Societal acceptance of mobile contact tracing applications: the moderating effect of construal level.  When used by a majority of people, Contact Tracing Applications (CTAs) can be a most effective way to control the exponential spread of a virus within a population. However, the evidence offered from the deployment of several CTAs across the world during the COVID-19 pandemic indicates that adoption rates have remained low. The present study aims to extend the literature on the societal acceptance of these technologies by building on the lens of Construal Level Theory (CLT). We focus on the moderating role of people’s construal level on the relationship between two key factors: people’s privacy concerns (emerging from the use of CTAs) and their perceived societal utility of using a CTA – and the societal acceptance of these technologies.
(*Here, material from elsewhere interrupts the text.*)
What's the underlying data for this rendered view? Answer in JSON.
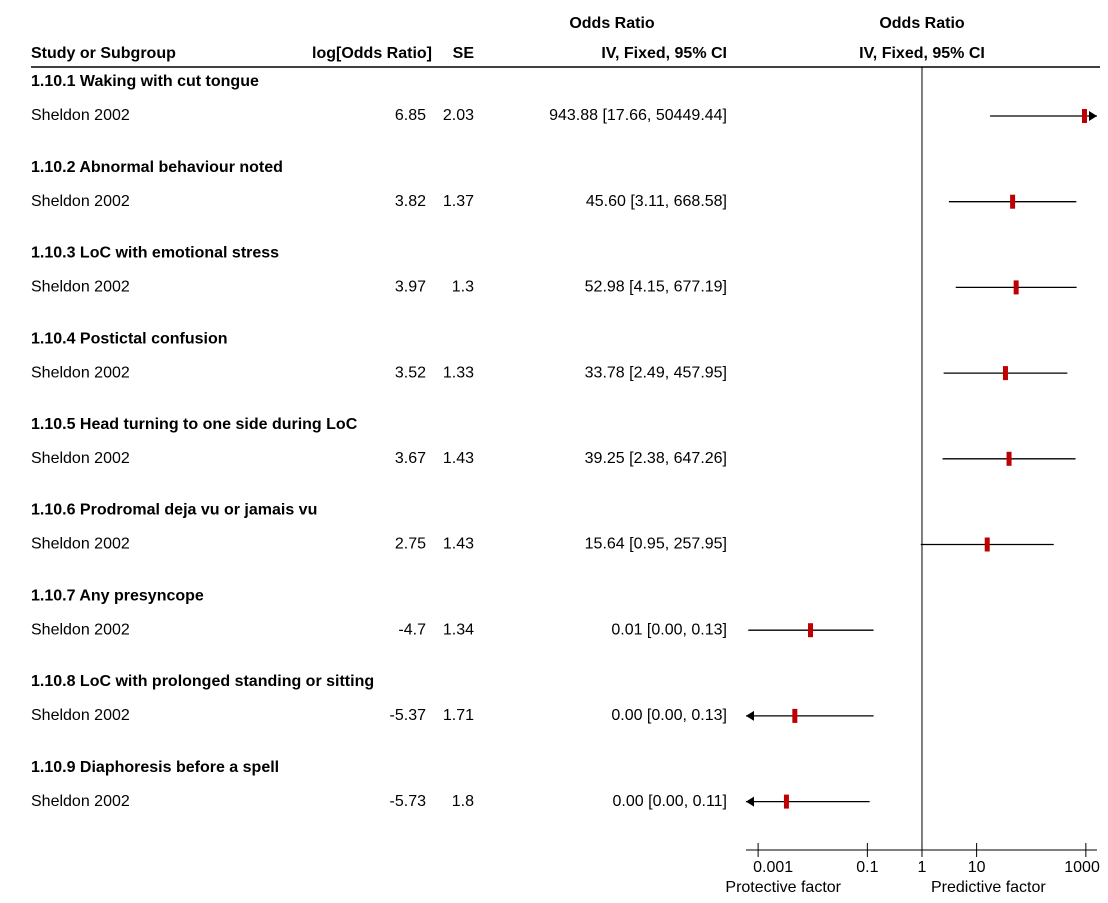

We are hoping that the results of this research will extend the emerging literature that uses CLT in the context of studying IT adoption in general, and that they will help provide specific recommendations to public health institutions about which design practices can be used to more effectively promote societal, mass acceptance of CTAs.

Hybrid presentation by Stefan Tams, Director of GReSI and Associate Professor, Dept. of Information Technologies

Cognitive Aging and the Struggle of Older Workers with Post-adoptive IT Use (Cet article fait présentement l’objet d’une décision de resoumission pour publication). Older workers use organizational IT in qualitatively different ways than their younger counterparts. In particular, they often focus on a few core features of an IT instead of exploiting the full range of features. This behavior is indicative of the significant reduction in post-adoptive IT use that occurs as the workforce ages. However, since the causes of this reduction remain unclear, managers and systems designers have difficulty addressing the problem of the underuse of technologies by the aging workforce. By means of a serial mediation model, this article argues that the reduction in post-adoptive IT use among older workers is caused by the decline of fluid intelligence that occurs with aging and by the impact of this decline on the ability of users to learn about new features and to adapt to them. To test the model, data were collected from younger and older users of Microsoft Excel. The results supported the model and indicated some important ways that managers and systems designers can help older workers use more features of workplace IT despite the decline in their fluid intelligence.